Mesela safra kesesinde taş olan birkaç kisiye yardım ettim ve iyileştiler. Ama pek çoğu da bu yardımı reddetti. Çünkü 10 günlük bir diyet, akşamları uygulanması gereken takviyeler ve belli hareketler içeriyordu. 10 günlerini buna ayırmaya üşenip, yediklerinden fedakarlık edemedikleri için (belki de tipime bakanda yeteri kadar güven uyandıramadığım için) ameliyat masasına yattılar ve safra keselerini aldırdılar. Onlara kızamam, herkes seçimlerinde özgürdür. O yüzden şifayı sadece onu talep edene vermek gerekir. Israrcı da olmamak gerekiyor. Şifa verme yetisi size "Şindlerin Listesi" sorumluluğunu yüklemesin. Hayat denge üzerine kurulu unutmayın.

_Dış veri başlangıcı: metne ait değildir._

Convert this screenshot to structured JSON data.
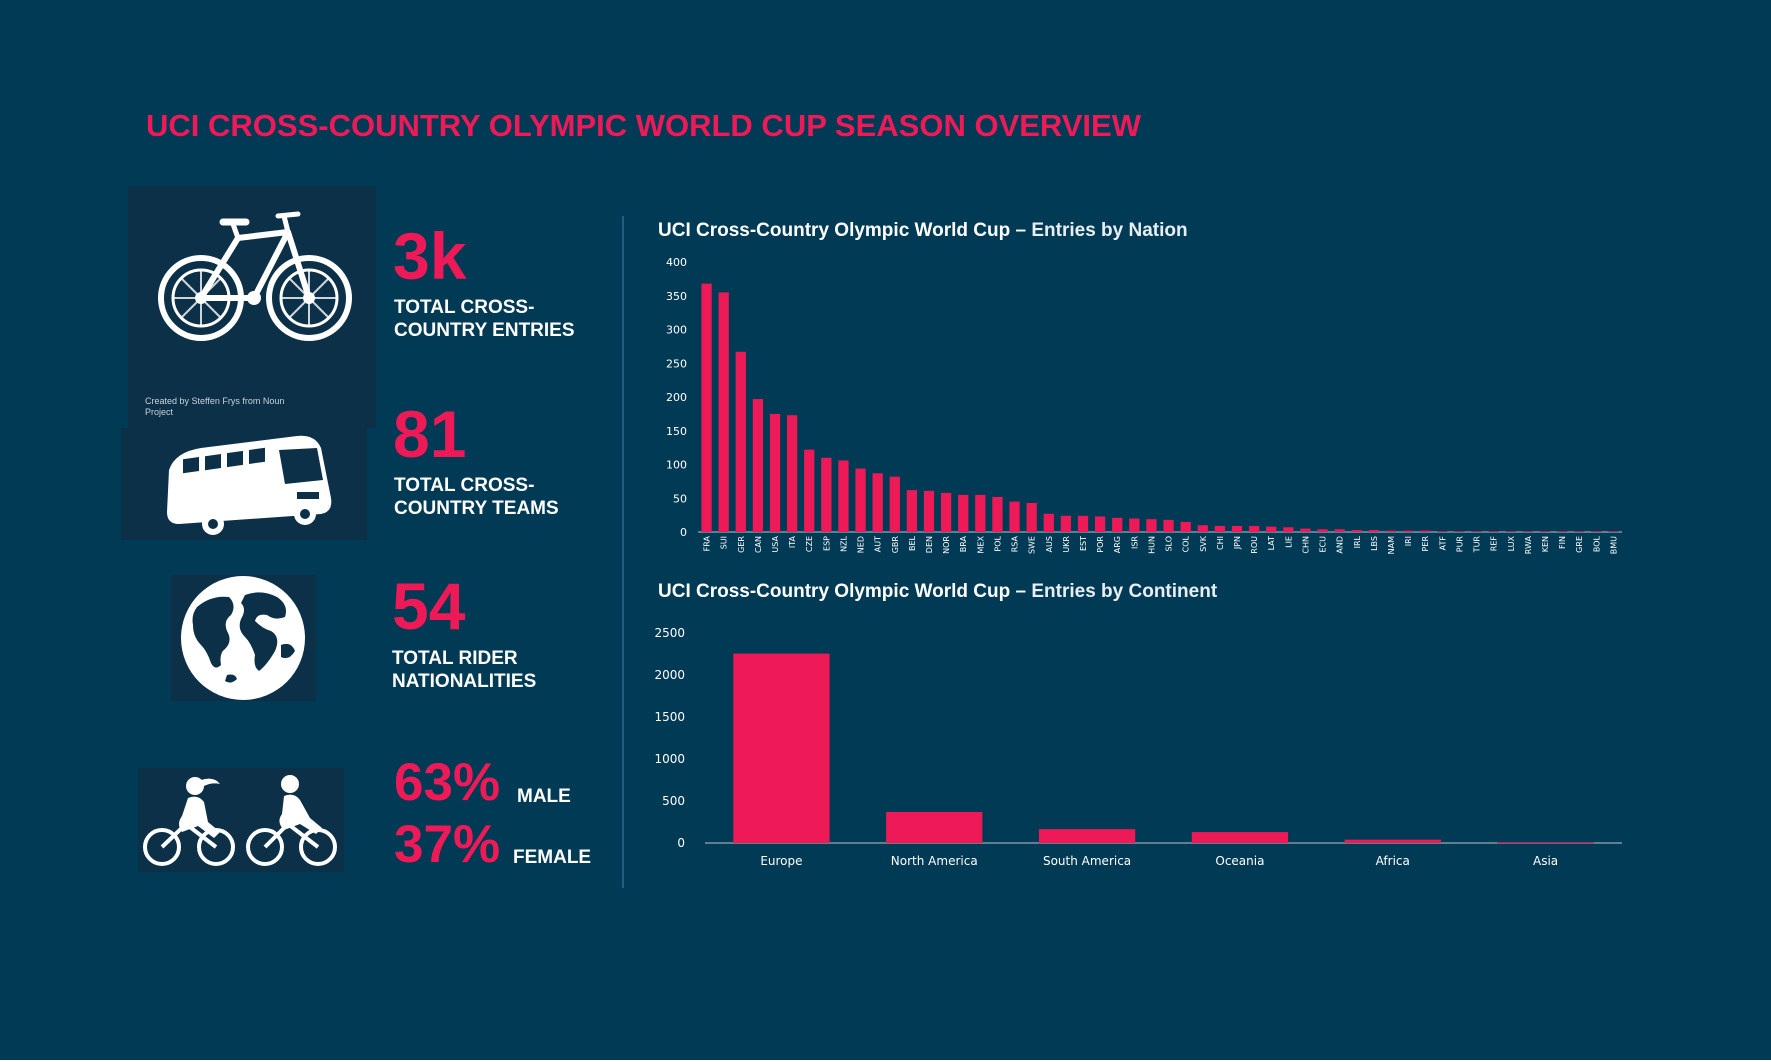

Başta insanların sebepsiz yere ameliyat masasına yatmalarına çok içerlemiştim. "Safra kesesi ameliyatı olana bademcik ameliyatı bedava", "bademcik ameliyatı olanın bir yakınını da aynı anda ameliyata bedava alıyoruz" gibi kampanyalar veren hastaneler birer ticarethaneye dönüşmüş durumda. "Nasıl olsa sigorta ödüyor, tasalancak bir şeyiniz yok" deyip insanları gereksiz yere ameliyat eden bir dolu yemin etmiş doktor ve hastane var. Ama bunu kabul eden insanlar dediğim gibi seçimlerinde özgür olan insanlar, hatta alternatifi sunulmasına ragmen. Bu yüzden kendimi bazen doğada belgesel çeken kameramanlar gibi hissetmeye başladım. Onlara da önceleri kızardım. Yok doğanın dengesini bozmamak için karışmıyorlarmış falan filan diye. Sonra baktım herkes aslında bi kameraman hayatta. Yardım edebildiğine edebiliyorsun ama seyirci kaldığın ve kabüllenmek durumunda kaldığın durumlar da oluyor.